Yes — select 'Keto (maintenance)' or 'Keto Cut' from the Goal dropdown. The calculator automatically sets 5% carbs, 70% fat, and 25% protein, adjusted for your calorie needs. At 1,800 kcal that's roughly 22g carbs, 140g fat, 113g protein.
What macros should a woman eat for fat loss?
Women typically have lower TDEE than men, but the macro *ratios* for cutting are similar: 35–40% protein, 30–35% carbs, 25–30% fat. The calculator adjusts TDEE using sex-specific BMR coefficients (Harris-Benedict), so calorie and gram targets will be appropriately lower while the split stays goal-optimal.
How many meals a day should I eat for macros?
Meal frequency doesn't significantly affect fat loss or muscle gain in controlled studies — total daily macros matter most. However, spreading protein across 3–5 meals maximises muscle protein synthesis because muscle can only use about 30–40g of protein per sitting efficiently. The calculator's per-meal table helps you distribute evenly.
How accurate is a macro calculator?
TDEE formulas like Harris-Benedict are accurate within about ±10–15% for most people.
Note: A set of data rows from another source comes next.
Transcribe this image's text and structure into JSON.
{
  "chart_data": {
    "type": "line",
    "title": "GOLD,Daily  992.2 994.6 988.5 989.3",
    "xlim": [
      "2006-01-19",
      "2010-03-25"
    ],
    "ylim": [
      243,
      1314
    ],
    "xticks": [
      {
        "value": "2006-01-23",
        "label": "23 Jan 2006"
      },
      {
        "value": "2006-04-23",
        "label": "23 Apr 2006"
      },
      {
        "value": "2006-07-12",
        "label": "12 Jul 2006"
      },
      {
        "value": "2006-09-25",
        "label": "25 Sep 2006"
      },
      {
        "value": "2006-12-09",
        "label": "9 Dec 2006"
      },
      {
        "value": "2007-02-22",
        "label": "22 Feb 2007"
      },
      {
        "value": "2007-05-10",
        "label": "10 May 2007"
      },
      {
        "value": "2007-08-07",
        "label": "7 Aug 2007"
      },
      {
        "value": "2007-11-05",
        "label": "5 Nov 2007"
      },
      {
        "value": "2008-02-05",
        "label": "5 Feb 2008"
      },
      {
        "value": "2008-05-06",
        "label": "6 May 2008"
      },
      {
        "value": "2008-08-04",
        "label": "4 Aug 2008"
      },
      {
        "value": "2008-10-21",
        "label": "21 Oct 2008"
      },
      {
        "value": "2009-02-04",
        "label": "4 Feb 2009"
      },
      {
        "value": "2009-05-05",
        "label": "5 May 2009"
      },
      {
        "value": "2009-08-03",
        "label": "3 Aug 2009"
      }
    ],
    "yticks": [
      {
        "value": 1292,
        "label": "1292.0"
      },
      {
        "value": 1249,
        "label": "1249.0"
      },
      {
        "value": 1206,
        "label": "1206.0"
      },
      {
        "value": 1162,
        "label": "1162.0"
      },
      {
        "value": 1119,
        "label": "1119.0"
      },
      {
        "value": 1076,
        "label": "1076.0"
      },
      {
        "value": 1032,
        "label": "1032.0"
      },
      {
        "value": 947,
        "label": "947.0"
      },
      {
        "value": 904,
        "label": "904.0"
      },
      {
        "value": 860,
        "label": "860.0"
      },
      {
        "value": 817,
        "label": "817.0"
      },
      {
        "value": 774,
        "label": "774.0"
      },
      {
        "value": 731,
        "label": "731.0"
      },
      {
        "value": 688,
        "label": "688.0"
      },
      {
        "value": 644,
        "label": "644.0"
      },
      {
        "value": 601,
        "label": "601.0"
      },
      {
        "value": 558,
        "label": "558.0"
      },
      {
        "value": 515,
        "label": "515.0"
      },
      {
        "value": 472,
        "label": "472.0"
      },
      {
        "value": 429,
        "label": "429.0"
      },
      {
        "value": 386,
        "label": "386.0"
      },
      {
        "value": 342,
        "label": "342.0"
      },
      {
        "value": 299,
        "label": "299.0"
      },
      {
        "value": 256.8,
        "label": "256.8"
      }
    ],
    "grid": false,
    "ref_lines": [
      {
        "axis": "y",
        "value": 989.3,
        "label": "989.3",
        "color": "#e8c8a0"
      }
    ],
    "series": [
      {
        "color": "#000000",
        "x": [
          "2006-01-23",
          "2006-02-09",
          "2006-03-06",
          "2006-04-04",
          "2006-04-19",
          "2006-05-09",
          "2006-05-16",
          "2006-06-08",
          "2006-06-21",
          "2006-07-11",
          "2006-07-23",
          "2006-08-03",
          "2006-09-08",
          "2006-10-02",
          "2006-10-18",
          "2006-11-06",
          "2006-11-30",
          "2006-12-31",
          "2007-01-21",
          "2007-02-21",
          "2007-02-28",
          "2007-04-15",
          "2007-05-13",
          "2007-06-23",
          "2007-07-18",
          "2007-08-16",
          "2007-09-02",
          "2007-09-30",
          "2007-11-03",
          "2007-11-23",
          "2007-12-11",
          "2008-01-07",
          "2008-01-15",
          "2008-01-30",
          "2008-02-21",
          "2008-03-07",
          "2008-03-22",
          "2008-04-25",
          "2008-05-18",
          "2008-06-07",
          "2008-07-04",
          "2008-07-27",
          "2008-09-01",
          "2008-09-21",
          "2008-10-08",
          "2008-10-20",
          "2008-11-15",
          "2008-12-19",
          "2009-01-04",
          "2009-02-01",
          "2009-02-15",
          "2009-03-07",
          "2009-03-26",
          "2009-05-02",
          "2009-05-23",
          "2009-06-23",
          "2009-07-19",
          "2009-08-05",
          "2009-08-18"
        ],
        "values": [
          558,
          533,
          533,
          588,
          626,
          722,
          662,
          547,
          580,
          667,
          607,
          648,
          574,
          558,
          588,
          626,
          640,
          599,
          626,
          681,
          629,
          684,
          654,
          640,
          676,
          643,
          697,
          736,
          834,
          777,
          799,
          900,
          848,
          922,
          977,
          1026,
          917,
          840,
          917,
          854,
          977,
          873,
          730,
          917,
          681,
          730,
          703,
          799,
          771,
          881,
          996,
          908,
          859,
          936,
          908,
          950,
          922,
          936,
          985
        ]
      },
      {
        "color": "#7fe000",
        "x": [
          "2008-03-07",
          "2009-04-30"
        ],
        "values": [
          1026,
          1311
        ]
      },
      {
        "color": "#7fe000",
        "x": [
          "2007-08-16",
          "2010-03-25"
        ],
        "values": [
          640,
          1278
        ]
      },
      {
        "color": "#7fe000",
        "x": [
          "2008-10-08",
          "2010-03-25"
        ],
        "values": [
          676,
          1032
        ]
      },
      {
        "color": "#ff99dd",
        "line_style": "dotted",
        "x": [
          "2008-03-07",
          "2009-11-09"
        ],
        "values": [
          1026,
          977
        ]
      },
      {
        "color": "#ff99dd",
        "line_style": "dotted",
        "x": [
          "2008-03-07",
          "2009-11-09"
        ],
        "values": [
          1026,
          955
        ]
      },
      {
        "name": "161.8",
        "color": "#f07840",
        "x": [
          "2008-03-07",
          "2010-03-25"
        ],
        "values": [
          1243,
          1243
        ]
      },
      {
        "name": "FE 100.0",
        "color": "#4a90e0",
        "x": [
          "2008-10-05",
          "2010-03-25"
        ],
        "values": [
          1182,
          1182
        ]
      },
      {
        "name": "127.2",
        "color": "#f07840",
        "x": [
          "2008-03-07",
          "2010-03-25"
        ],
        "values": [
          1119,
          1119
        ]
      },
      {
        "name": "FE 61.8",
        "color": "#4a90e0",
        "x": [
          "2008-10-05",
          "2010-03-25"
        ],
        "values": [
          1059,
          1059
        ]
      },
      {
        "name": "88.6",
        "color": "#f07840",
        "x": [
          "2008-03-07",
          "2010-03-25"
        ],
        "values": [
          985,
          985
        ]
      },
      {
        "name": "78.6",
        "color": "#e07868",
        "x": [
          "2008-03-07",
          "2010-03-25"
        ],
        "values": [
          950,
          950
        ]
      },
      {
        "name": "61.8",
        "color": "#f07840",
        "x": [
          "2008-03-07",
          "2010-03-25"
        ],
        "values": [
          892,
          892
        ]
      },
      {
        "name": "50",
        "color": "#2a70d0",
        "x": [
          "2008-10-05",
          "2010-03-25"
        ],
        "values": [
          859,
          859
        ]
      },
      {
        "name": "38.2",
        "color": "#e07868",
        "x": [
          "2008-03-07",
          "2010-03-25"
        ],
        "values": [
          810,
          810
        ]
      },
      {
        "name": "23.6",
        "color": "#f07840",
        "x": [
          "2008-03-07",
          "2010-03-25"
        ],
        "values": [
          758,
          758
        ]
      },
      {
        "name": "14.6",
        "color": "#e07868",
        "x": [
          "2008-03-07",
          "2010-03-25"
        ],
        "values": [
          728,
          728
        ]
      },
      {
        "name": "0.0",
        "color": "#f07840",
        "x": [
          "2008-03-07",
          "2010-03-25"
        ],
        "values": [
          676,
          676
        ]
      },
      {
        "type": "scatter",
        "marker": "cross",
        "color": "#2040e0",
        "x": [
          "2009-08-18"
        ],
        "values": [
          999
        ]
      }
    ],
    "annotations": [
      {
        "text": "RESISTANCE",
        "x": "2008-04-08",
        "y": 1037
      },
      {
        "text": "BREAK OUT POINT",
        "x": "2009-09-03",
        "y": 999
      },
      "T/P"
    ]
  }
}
Individual variation in metabolic rate, muscle mass, and non-exercise activity thermogenesis (NEAT) affects actual needs. Use the calculator to set a starting point, track results for 2–3 weeks, and adjust by 100–200 kcal if weight is not changing as expected.
How many carbs should I eat on a 2,000 calorie diet?
On a standard maintenance split (30% protein, 40% carbs, 30% fat) at 2,000 kcal: carbs = 2,000 × 40% ÷ 4 = 200g/day. For a cut, you'd lower carbs to 30–35% (150–175g). For keto, under 5% (25g). Adjust based on your training intensity — more volume and heavy lifting demands more carbohydrate.
Why does my macro calculator give different numbers from another app?
Differences arise from the BMR formula used (Mifflin-St Jeor vs Harris-Benedict), the activity multipliers chosen, and how each app defines cutting, bulking, and maintenance deficits/surpluses. Results typically differ by 50–150 kcal, which is within the margin of individual metabolic variation. Use any consistent tool as a starting point and adjust based on real results.